7. I have a bowl of small stones I keep in the kitchen for blind baking. I'd clean and microwave some cherry kernels, rather than use rice for this, if I didn't have my stones.
8. I do prefer a magnetic strip, but I also like the makeshift knife rack. However, I'm not entirely sure that repeatedly sticking the knives into the rice won't significantly contribute to faster dulling, and I think spent and dried coffee grounds could work equally well - and they're softer, so dulling would probably be less of a concern.
9. Sawdust works great for the slow release air freshener - so much so that there are commercial products using it precisely for this purpose.
Reply 6 years ago
Having a hard time understanding why rice is a problem, but salt (food,) sawdust (trees - precious natural resource,) or paper (see sawdust) are ok? Of these items, rice is probably the easiest on our planetary resources,and can be reused hundreds of times.
Reply 6 years ago
Rice is food. I was brought up to not use food for non-food purposes, at least not in large quantities.
For most of the uses I described, I know first hand that they perform better than rice.
Plus, about salt and sawdust. At least around where I live salt is abundant and cheap - we literally have a mountain of it, and that isn't even the biggest salt reserve around here. Sawdust is a byproduct, a problem most woodworking shops need to deal with, not a waste of resources perfectly usable in other ways. Sawdust is also renewable - all you have to do is let another tree grow.
And another plus: you probably can't reuse rice hundreds of times. It will catch mold, once it has absorbed enough humidity. Even if it doesn't catch mold, once food moths discover that you keep rice in an openly accessible location, you'll spend years trying to get rid of them, unless you immediately throw that rice out.
Reply 6 years ago
I think you've been watching too many horror films. Rice is safer than wood and is more abundant than we know what to do with. Its called improvisation or Macgivering....a very good idea.
Besides it's food, so what. There is plenty of it. We just toss out the leftovers anyway.
Reply 6 years ago
I spent most of the summers of my childhood either in the countryside or high up in the mountains.
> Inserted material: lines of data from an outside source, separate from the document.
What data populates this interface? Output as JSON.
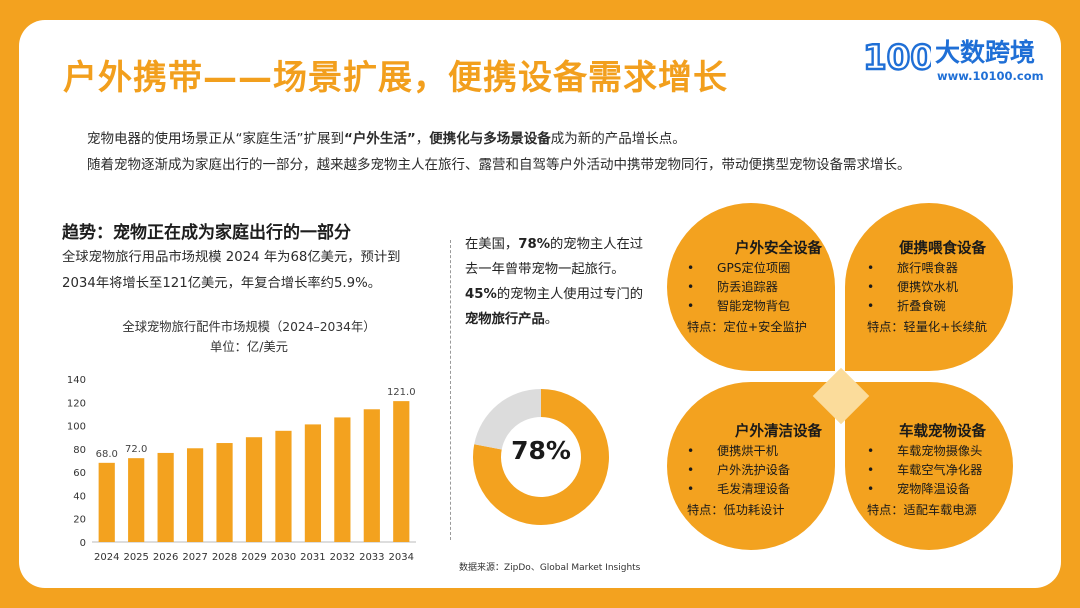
{
  "title": "户外携带——场景扩展，便携设备需求增长",
  "logo": {
    "name": "大数跨境",
    "url": "www.10100.com",
    "mark": "100"
  },
  "intro": {
    "line1_a": "宠物电器的使用场景正从“家庭生活”扩展到",
    "line1_b": "“户外生活”",
    "line1_c": "，",
    "line1_d": "便携化与多场景设备",
    "line1_e": "成为新的产品增长点。",
    "line2": "随着宠物逐渐成为家庭出行的一部分，越来越多宠物主人在旅行、露营和自驾等户外活动中携带宠物同行，带动便携型宠物设备需求增长。"
  },
  "trend": {
    "heading": "趋势：宠物正在成为家庭出行的一部分",
    "text": "全球宠物旅行用品市场规模 2024 年为68亿美元，预计到2034年将增长至121亿美元，年复合增长率约5.9%。"
  },
  "chart_data": [
    {
      "type": "bar",
      "title": "全球宠物旅行配件市场规模（2024–2034年）",
      "unit": "单位：亿/美元",
      "categories": [
        "2024",
        "2025",
        "2026",
        "2027",
        "2028",
        "2029",
        "2030",
        "2031",
        "2032",
        "2033",
        "2034"
      ],
      "values": [
        68,
        72,
        76.5,
        80.5,
        85,
        90,
        95.5,
        101,
        107,
        114,
        121
      ],
      "data_labels": {
        "0": "68.0",
        "1": "72.0",
        "10": "121.0"
      },
      "ylim": [
        0,
        140
      ],
      "yticks": [
        0,
        20,
        40,
        60,
        80,
        100,
        120,
        140
      ],
      "bar_color": "#f3a21f",
      "grid": false
    },
    {
      "type": "pie",
      "center_label": "78%",
      "values": [
        78,
        22
      ],
      "colors": [
        "#f3a21f",
        "#dcdcdc"
      ]
    }
  ],
  "stat": {
    "p1_a": "在美国，",
    "p1_b": "78%",
    "p1_c": "的宠物主人在过去一年曾带宠物一起旅行。",
    "p2_a": "45%",
    "p2_b": "的宠物主人使用过专门的",
    "p2_c": "宠物旅行产品",
    "p2_d": "。"
  },
  "source": "数据来源：ZipDo、Global Market Insights",
  "categories": [
    {
      "title": "户外安全设备",
      "items": [
        "GPS定位项圈",
        "防丢追踪器",
        "智能宠物背包"
      ],
      "feature": "特点：定位+安全监护"
    },
    {
      "title": "便携喂食设备",
      "items": [
        "旅行喂食器",
        "便携饮水机",
        "折叠食碗"
      ],
      "feature": "特点：轻量化+长续航"
    },
    {
      "title": "户外清洁设备",
      "items": [
        "便携烘干机",
        "户外洗护设备",
        "毛发清理设备"
      ],
      "feature": "特点：低功耗设计"
    },
    {
      "title": "车载宠物设备",
      "items": [
        "车载宠物摄像头",
        "车载空气净化器",
        "宠物降温设备"
      ],
      "feature": "特点：适配车载电源"
    }
  ],
  "colors": {
    "accent": "#f3a21f",
    "brand_blue": "#1f6fd6",
    "grey": "#dcdcdc",
    "diamond": "#fbdc9b"
  }
}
In traditional homesteads, leftovers went to the pigs and hens, if there were any leftovers at all (dogs gobbled them up first, usually). High up in the mountains chances are high that spreading leftovers around will attract unwanted visitors to your camping place. Hence, I don't like wasting leftovers.
I tried most of the things I described above myself, and can tell for sure that at least for most of them rice does not at all work better than sawdust. Or salt, or spent coffee grounds, depending on the specific use. Also, most sawdust is absolutely safe. I haven't heard of anybody getting poisoned from the use of wooden cutting boards or wooden spoons.
There is plenty of food on the shelves of Western stores. Still, millions of people worldwide starve, tens of thousands of small children dying of hunger each day - http://www.worldhunger.org/world-child-hunger-facts/. (FYI, that's not a horror movie, it's horror reality, only, it's easy enough to ignore if you have plenty of food on your table.) Which is why I try not to waste food.
And it's spelled mcgyvering.
Reply 6 years ago
Those who starve are not my problem. So what! I'll use my food however I so please and I encourage everyone to do the same. Although thank you for correcting my misspelling. There isn't an excuse for improper spelling. That includes myself.
Reply 6 years ago
Those who starve are no more your problem than global climate change is. As technology evolves, our planet sort of becomes smaller - it's more connected from more than just one point of view. Social or economical or environmental problems across the world affect your life too - here's an example: http://abcnews.go.com/WNT/story?id=129787&page=1. That makes hunger in Africa your problem too. For one, hunger and lack of education is fueling radical Islamic terrorist propaganda. 9/11 wasn't your problem either, right?
But that's already way off topic.
Reply 6 years ago
No, again. The show is/was called MacGyver and the term is MacgGyvering!